La distribution du médicament en ville


L’Autorité de la concurrence a rendu, le 19 décembre 2013, un avis n°13-A-24 sur le fonctionnement de la concurrence dans le secteur de la distribution du médicament en ville.

Initiée en février 2013, cette enquête sectorielle a permis à l’Autorité de la concurrence, notamment grâce aux contributions apportées par les acteurs concernés, d’effectuer une analyse concurrentielle de ce secteur en pleine évolution, et de définir des recommandations visant à animer la concurrence au sein de celui-ci.
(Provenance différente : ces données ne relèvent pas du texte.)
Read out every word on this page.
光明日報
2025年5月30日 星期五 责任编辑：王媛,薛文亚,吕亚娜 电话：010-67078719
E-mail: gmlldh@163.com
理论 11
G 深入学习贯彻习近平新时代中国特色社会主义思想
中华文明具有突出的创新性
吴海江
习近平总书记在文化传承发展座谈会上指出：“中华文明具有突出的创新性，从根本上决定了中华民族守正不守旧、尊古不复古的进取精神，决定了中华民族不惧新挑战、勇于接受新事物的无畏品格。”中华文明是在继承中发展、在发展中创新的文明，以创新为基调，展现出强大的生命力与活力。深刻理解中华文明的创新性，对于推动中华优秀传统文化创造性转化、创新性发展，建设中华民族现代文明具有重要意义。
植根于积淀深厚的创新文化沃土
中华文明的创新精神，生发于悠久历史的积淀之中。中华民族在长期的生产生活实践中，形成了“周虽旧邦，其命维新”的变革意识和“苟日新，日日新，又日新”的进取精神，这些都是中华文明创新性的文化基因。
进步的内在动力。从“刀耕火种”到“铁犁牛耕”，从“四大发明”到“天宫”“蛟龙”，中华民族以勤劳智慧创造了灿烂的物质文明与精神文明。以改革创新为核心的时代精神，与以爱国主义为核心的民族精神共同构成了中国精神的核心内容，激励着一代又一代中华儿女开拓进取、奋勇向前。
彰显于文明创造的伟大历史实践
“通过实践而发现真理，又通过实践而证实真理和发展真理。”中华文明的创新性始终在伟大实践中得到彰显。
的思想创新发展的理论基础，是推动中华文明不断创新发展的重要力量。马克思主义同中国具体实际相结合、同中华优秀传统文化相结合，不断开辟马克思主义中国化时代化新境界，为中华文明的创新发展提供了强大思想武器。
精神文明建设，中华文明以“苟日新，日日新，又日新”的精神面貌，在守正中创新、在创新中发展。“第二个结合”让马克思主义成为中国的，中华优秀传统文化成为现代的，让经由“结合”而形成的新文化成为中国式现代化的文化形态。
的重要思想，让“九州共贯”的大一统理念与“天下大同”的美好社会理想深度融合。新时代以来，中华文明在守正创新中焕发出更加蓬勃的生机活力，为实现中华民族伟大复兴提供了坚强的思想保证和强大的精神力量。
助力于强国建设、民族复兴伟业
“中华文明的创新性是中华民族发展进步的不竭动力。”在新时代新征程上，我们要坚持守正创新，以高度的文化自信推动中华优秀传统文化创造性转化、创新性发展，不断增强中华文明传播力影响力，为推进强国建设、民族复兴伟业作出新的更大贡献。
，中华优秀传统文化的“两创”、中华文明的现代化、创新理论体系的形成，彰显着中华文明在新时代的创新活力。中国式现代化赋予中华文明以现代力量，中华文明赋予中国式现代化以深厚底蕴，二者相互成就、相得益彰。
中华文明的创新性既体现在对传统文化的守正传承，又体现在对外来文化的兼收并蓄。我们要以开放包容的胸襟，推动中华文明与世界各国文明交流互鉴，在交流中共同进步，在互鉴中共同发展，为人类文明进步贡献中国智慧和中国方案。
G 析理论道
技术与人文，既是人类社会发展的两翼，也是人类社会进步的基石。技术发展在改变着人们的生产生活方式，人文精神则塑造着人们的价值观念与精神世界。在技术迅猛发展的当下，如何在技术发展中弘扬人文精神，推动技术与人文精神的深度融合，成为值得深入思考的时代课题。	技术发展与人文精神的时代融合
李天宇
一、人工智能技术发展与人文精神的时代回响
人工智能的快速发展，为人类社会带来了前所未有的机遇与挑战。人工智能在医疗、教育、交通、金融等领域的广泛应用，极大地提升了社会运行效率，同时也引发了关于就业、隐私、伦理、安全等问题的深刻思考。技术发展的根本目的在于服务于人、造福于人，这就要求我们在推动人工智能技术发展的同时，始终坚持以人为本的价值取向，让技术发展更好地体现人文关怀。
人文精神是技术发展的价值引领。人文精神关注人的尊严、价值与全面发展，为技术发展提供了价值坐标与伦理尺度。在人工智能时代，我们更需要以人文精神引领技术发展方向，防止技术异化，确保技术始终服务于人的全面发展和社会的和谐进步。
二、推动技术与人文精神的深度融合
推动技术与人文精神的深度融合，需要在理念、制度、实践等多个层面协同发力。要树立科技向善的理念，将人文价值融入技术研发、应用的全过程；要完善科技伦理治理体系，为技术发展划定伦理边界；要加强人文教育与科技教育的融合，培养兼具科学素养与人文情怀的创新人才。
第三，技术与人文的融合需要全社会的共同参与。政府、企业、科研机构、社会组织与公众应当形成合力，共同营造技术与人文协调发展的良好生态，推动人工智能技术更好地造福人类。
Trois objectifs essentiels ont été définis :

  •  Favoriser la promotion des médicaments génériques, notamment par : 
    • la lutte contre les pratiques de dénigrement des génériques (mise en place de bonnes pratiques, formation du personnel des laboratoires princeps) ;
    • un contrôle plus strict de la visite médicale.
  • Renforcer la puissance d’achat des intermédiaires afin d’équilibrer la chaîne de distribution des médicaments. L’Autorité de la concurrence préconise de :
    • développer les structures de regroupement à l’achat (SRA) et les centrales d’achat pharmaceutiques (CAP), qui doivent permettre aux officines de taille moyenne ou modeste d’obtenir des tarifs moins élevés qu’en vente directe ;
    • égaliser les obligations légales imposées aux différents intermédiaires, qu’ils soient grossistes, SRA ou CAP.
  •  Assouplir les règles de dispensation et de publicité relatives aux médicaments, grâce à:
    • l’ouverture de la vente des médicaments d’automédication et de certains produits dits « frontières » (tests de grossesse, produits d’entretien pour lentilles de contact) en parapharmacie ou en grandes surfaces ;
    • l’assouplissement des règles de publicité tarifaire et de déontologie qui interdisent à l’heure actuelle de solliciter la clientèle afin de garantir au consommateur une plus grande transparence des prix.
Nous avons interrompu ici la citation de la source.